Program Puts High School Students on Path to Success

Office of K-12 Programs offers academic, career support

A. Sue Weisler

Greece Olympia junior Rima Gebremariam gets help with her work from Ken Sayres, program director of the Liberty Partnerships Program in RIT’s Office of K-12 Programs.

Jordan Rawls used to struggle with grades, behavior and social acceptance in high school. “I really needed to focus more,” he says.

He joined the RIT STEP program at Edison Tech High School in Rochester during his sophomore through senior years. The Science and Technology Entry Program, offered by RIT’s Office of K-12 Programs, provides academic enrichment in mathematics, science, technology and health-related fields.

He credits the program with helping him to see what he could pursue in college. “STEP encouraged me to go to RIT. It opened up my eyes to what I want to do in life.”

Now Rawls, a second-year information technology major, works with the Liberty Partnerships Program offered by RIT’s Office of K-12 Programs. RIT partners with Greece Olympia High School and Iglesia Educational Centers, offering academic support and college and career preparation through workshops, internships, college tours, counseling and field trips.

“The need for support programs in the Greece area has been slowly increasing over the years,” says Katrina Wetzel, program counselor for the Liberty Partnerships Program. “Our current roster accommodates 203 9th- through 12th-grade students from Greece Olympia High School.”

Students who participate in the Liberty Partnerships Program improve their problem-solving skills and academic success, Wetzel says. The program offers after-school tutoring sessions and life-skills workshops at Greece Olympia. Tutors are provided through Iglesia Educational Centers. Students also come to RIT for the Imagine RIT: Innovation and Creativity Festival, Summer Math Camp and Super Saturday events, which cover topics on college readiness and high school dropout prevention.

Rawls most recently helped out at this year’s Summer Math Camp, in which 25 high school students came to RIT every day for two weeks for workshops on college readiness and career exploration as well as math skills and techniques.

Rawls says he was approached to work for the K-12 programs because he once was in the same position as the high school students. “They thought I would be a great mentor for the students. I like to give back to the students who were in the same situation I was in.”
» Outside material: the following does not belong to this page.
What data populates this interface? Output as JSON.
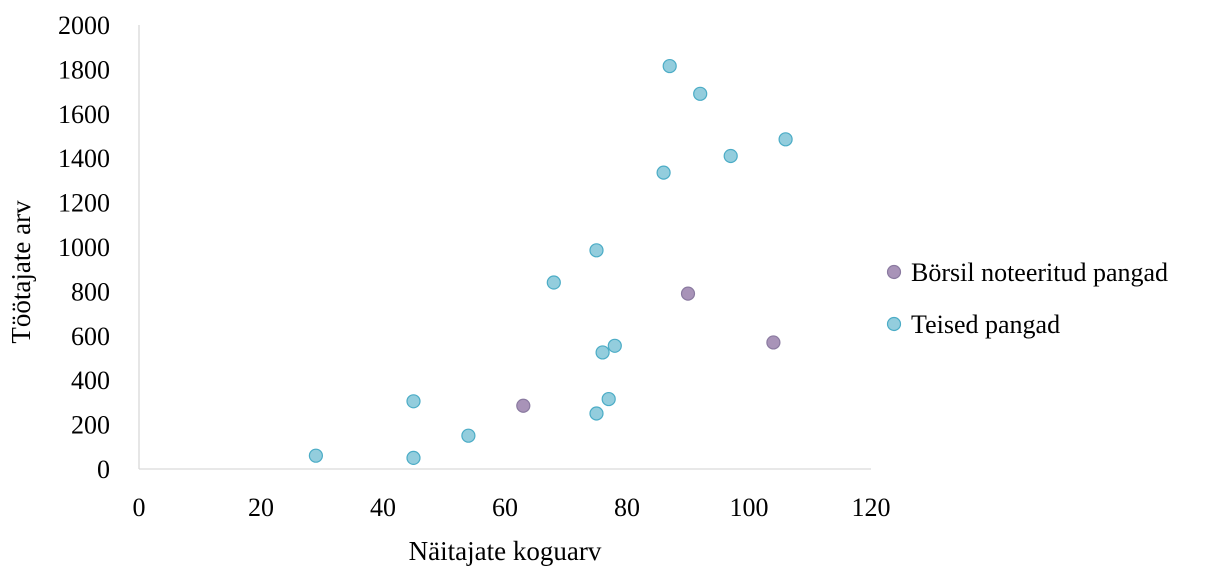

One of those students is Greece Olympia junior Rima Gebremariam. She joined the program after hearing about her cousin’s experience with RIT STEP at Rush-Henrietta.

“I wish we had this program a long time ago, even in middle school. I had friends that dropped out because no one was pushing us.”

Gebremariam says her tutors and other instructors provided the push she needed to get her schoolwork done. “They definitely motivated me. They check our grades and ask what’s going on. There’s a tutor for every subject, so there’s no excuse.”

Wetzel helped Gebremariam with job search and interview skills by providing applications and ads looking for employees, conducting mock interviews and going over interview skills. Gebremariam now has a part-time job at Tuxedo Junction, and she has been the employee of the month twice. She hasn’t decided on a college yet but hopes to someday be a doctor.

“I love this program,” she says. “I was always in there more than anybody. They’re really good people. I tell all my friends to join.”

Rawls, who hopes to land a job in network administration, echoes Gebremariam’s advice. “Take the opportunity to take programs like these. It’s an opportunity that shouldn’t be passed up.”